Mark Howard Ross, The Management of Conflict

New Haven, Connecticut: Yale University Press, 1993), 226 pp.

Summary by Tanya Glaser.

Copyright 1997 by the Conflict Research Consortium


TOPICS:

Understanding core interests; Communication and the limiting of misunderstandings; Escalation control; conflict transformation; written for first and third party participants.

ABSTRACT:

The Management of Conflict examines the role of cultural interpretations and structural interests in conflict and conflict management. It also presents a theoretical framework for constructive conflict management.

The Management of Conflict will be of interest to those who seek a better understanding of the importance of cultural differences to conflict and conflict management strategies. This work is divided into nine chapters. Chapter One introduces the author's project, opening with a case study of a 1989 dispute regarding the wearing of Islamic head-scarves in French schools. Ross cites this as an instance of conflict management failure. He uses the case to describe more generally how attempts at conflict management can fail. Cultural differences play a key role in such conflicts. Effective conflict management must be sensitive to such cultural differences.

Chapter Two reviews the author's previous work on cross-cultural conflict. Ross' model of conflict emphasizes structural interests and psychocultural interpretations as key elements in understanding conflicts. Ross argues that, "to be effective, peace-making must both bridge the parties' differences in interests and consider disputants' deep hurts and the strong distrust of adversaries."[p. 17] In Chapter Three Ross elaborates the notion of the constructive conflict society. He examines a number of low-conflict societies in order to identify the features of those cultures which tend to make conflicts manageable and constructive. Ross finds constructive conflict societies are generally warm and affectionate, link individual and community interests, make third-party conflict management assistance available, and emphasize joint problem-solving. Such societies are generally harmonious, and have conflict avoidance strategies available, including viable exit options.

Chapters Four and Five explore connections between conflict and conflict management. Chapter Four describes the processes of conflict, and of conflict management. Parties' interests and interpretations change during both processes. The author distinguishes between those changes which lead toward a settlement, and those changes which lead the parties deeper into conflict. Constructive changes include shifts from general grievances to specific demands, clarification of interests and identification of common interests. Chapter Five describes three conflict management strategies: joint problem-solving, third-party decision-making, and self-help. Ross asks how effective each strategy is in producing constructive changes in disputants' interests and interpretations.

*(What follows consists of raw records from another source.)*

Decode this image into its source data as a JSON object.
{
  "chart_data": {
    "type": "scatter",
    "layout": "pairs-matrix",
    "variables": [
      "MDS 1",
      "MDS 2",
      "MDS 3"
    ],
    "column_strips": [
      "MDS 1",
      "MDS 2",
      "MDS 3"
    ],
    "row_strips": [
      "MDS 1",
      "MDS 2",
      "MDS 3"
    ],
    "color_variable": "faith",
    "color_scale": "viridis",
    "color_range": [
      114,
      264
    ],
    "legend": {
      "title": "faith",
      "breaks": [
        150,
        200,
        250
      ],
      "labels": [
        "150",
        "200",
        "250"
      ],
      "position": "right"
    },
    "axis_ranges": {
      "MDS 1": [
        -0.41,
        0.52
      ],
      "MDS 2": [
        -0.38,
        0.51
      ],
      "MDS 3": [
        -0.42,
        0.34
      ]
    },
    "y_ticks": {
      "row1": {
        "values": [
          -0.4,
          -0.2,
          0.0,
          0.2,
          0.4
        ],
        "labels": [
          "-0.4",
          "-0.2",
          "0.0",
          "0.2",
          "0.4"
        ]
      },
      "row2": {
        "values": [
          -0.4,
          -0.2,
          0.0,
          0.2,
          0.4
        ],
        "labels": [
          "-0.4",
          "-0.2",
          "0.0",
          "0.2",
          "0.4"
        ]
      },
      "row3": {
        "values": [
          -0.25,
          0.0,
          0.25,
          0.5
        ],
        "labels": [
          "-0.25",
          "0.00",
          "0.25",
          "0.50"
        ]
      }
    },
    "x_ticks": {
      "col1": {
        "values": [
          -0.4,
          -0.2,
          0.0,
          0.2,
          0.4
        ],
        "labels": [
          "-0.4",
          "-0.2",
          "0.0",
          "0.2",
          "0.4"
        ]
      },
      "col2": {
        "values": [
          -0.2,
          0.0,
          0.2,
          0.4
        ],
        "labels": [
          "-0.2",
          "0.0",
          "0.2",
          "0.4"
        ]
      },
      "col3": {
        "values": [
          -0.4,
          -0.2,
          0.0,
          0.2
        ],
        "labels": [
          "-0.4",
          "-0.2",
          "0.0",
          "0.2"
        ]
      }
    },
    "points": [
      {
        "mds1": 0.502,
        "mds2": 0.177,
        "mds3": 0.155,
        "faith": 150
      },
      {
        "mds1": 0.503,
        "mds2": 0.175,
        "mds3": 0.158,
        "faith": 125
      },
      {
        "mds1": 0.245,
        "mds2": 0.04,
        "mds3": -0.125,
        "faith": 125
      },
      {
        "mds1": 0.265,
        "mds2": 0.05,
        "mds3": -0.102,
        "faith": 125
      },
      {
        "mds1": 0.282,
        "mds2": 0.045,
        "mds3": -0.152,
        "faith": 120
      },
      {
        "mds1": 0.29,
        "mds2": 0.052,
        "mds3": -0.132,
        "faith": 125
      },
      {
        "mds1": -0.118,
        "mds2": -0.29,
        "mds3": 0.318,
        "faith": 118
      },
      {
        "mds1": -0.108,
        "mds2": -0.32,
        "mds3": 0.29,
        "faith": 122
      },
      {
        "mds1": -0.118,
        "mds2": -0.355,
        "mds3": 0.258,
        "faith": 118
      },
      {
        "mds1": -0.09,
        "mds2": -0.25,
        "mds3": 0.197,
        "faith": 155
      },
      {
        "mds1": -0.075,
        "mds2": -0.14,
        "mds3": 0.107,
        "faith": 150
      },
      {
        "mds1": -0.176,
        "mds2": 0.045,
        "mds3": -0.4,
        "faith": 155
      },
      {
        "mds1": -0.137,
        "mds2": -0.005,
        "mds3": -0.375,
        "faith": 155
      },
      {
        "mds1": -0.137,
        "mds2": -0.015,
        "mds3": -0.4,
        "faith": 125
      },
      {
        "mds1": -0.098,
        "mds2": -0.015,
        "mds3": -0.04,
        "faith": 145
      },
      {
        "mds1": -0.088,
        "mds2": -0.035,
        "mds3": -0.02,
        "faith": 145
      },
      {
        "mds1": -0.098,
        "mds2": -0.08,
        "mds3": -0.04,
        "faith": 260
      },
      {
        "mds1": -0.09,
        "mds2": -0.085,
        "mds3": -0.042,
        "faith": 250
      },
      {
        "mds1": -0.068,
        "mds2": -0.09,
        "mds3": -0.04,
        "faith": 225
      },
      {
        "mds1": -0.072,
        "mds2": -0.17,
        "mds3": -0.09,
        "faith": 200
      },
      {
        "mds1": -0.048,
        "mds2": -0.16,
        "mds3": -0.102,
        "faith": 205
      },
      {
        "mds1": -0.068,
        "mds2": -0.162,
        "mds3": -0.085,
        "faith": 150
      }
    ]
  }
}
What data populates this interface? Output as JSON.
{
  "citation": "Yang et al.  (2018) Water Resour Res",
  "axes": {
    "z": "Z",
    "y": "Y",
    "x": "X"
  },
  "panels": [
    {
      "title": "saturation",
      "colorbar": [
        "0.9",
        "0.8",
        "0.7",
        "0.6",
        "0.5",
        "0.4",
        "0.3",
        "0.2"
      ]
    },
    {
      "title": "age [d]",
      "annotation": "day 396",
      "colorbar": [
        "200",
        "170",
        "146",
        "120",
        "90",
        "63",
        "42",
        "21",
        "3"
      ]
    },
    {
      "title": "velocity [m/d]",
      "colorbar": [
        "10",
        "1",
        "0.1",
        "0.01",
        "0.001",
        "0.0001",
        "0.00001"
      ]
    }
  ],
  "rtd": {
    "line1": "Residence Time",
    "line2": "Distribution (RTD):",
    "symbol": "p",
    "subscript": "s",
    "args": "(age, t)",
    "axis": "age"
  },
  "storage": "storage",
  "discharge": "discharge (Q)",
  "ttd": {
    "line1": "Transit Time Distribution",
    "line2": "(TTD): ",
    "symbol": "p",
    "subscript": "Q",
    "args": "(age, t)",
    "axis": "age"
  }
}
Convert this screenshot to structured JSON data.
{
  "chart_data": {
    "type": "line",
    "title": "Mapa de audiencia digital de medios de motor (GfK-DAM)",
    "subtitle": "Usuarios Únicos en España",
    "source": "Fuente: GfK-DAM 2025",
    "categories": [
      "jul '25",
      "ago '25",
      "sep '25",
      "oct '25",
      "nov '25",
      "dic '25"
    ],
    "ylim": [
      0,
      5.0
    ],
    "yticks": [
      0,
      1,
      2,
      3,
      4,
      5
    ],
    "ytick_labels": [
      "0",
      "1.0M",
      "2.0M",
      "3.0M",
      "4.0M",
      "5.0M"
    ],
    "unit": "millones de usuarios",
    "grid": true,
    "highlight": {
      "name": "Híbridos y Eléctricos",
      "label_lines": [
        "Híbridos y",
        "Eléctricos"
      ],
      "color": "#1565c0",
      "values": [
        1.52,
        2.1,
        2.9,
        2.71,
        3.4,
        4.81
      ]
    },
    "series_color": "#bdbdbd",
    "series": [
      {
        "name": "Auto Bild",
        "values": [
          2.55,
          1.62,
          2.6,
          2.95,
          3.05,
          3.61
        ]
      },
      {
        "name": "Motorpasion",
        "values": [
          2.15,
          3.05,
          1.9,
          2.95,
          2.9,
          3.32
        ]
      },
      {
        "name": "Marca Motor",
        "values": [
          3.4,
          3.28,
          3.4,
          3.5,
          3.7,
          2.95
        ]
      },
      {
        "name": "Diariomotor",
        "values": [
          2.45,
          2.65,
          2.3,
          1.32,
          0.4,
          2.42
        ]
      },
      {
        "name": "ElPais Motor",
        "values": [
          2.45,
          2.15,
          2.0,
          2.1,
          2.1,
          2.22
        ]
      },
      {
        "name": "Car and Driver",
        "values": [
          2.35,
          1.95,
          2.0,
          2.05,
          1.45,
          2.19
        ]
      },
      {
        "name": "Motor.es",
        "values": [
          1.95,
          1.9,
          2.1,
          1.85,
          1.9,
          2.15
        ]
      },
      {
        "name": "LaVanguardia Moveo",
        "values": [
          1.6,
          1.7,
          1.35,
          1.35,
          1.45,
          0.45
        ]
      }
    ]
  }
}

The following two chapters draw upon the previously described framework to evaluate the management of various disputes. Chapter Six presents cases of successful conflict management. Success in conflict management is rarely absolute. Rather, success is to be measured by the degree to which conflict management improves the original unmanaged situation. Improvement is itself a complex and culturally influenced idea. Ross discusses various criteria by which to measure improvement. Chapter Seven analyses failed attempts at conflict management, in order to further understand, by contrast, what makes for successful conflict management.

Chapter Eight focuses on psychocultural interpretations. Ross argues that "addressing disputants' mutually hostile psychocultural interpretations is necessary in order to deal effectively with conflicts over divergent interests, particularly in bitter disputes."[p. 16] He describes positive changes in psychocultural attitudes. He then evaluates the effectiveness of various conflict management strategies at promoting positive interpretations. Strategies evaluated include Track Two diplomacy, personal and cultural exchanges, and problem-solving workshops.

Chapter Nine concludes this text by stressing the need for a model of successful conflict management, which can then serve as a guide for future conflict management attempts. Drawing upon his findings, Ross sketches some of the features that such a model should include. A model of effective conflict management must recognize conflict to be a cultural process, must recognize the relation between how conflict is perceived and how it is managed, and must recognize the importance of psychocultural interpretations in both shaping and resolving conflict.

The Management of Conflict explores the role of cultural differences and attitudes in shaping effective conflict management strategies. Various case studies support and illustrate the author's arguments.